# Let be G a finite graph such that his vertices are ...

Let be $$G$$ a finite graph such that his vertices are natural numbers, and exist a edge between $$n,m$$ in $$G$$ if and only if $$|m-n|$$ is prime. $$G$$ is representable in $$\mathbb{R}^2$$?

Definition A representation of a graph $$G$$ in a metric space $$X$$ is a function $$R$$ from the vertices of G to regions (open, connected sets) in $$X$$ such that:

1. $$R(v_1)∩R(v_2) =$${ } when $$v_1 \neq v_2$$

2. Vertices $$v_1$$ and $$v_2$$ are adjacent in G if and only if $$R(v_1) \neq R(v_2)$$ and $$R(v_1)$$ shares infinitely many limit points with $$R(v_2)$$.

I'm trying to prove something and I got to this, will this be true?

• What does "representable in $R^2$" mean?

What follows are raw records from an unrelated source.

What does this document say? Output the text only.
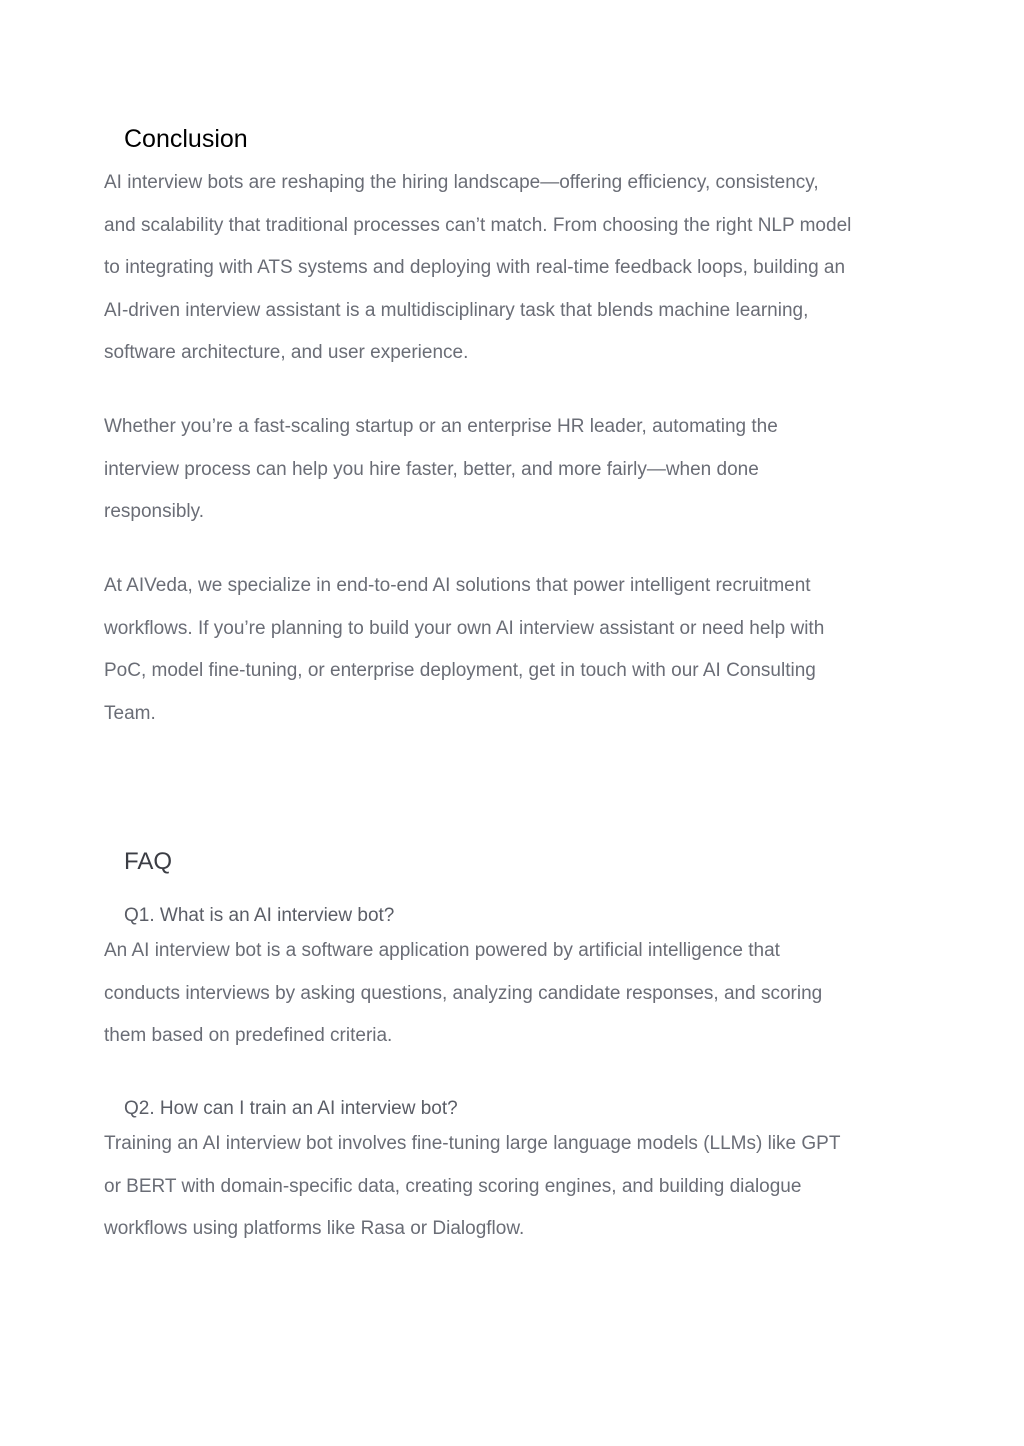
Conclusion

AI interview bots are reshaping the hiring landscape—offering efficiency, consistency,
and scalability that traditional processes can’t match. From choosing the right NLP model
to integrating with ATS systems and deploying with real-time feedback loops, building an
AI-driven interview assistant is a multidisciplinary task that blends machine learning,
software architecture, and user experience.

Whether you’re a fast-scaling startup or an enterprise HR leader, automating the
interview process can help you hire faster, better, and more fairly—when done
responsibly.

At AIVeda, we specialize in end-to-end AI solutions that power intelligent recruitment
workflows. If you’re planning to build your own AI interview assistant or need help with
PoC, model fine-tuning, or enterprise deployment, get in touch with our AI Consulting
Team.

FAQ
Q1. What is an AI interview bot?

An AI interview bot is a software application powered by artificial intelligence that
conducts interviews by asking questions, analyzing candidate responses, and scoring
them based on predefined criteria.

Q2. How can I train an AI interview bot?

Training an AI interview bot involves fine-tuning large language models (LLMs) like GPT
or BERT with domain-specific data, creating scoring engines, and building dialogue
workflows using platforms like Rasa or Dialogflow.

Jul 18 '19 at 4:39
• I just appended the definition, thanks.
– user636413
Jul 18 '19 at 4:52
• It depemds which numbers are in $G$. If only numbers divisible by 4 are in then it is planar since there is no connection.
– Aqua
Jul 18 '19 at 5:02
• @RobertZ What I want is to know if the graph described I can associate a "map", but I think it is necessary to be a planar graph
– user636413
Jul 18 '19 at 5:19
• The definition of representable is equivalent to planarity. Jul 18 '19 at 5:35

The average degree of this graph is unbounded (if the vertices are all positive integers up to $$n$$, then every vertex will have about $$n/\log n$$ neighbors). A finite planar graph must have average degree $$<6$$. So this is hopeless even if you replace “prime” with pretty much any infinite set of integers (or for that matter, probably any set of size $$4$$).
The given graph $$G$$ could be NOT planar, i.e. not representable in $$\mathbb{R}^2$$. The planarity depends on the set of vertices of $$G$$.
Consider the Kuratowski's theorem and note that the graph $$G$$ may contain a copy of the bipartite graph $$K_{3,3}$$ which is not planar. Take for example the two disjoint and independent sets of vertices $$U=\{1,7,11\}$$ and $$V=\{4,14,18\}$$ where every vertex of $$U$$ is connected to every vertex of $$V$$. It follows that if $$G$$ contains the vertices $$1,4,7,11,14,18$$, then $$G$$ is not planar.
On the other hand, there are instances of $$G$$ which are planar. For example, if the set of vertices of $$G$$ are all multiples of a non prime number greater than $$1$$ (for example $$4$$ as in Aqua's comment) then the set of edges is empty and the graph is planar.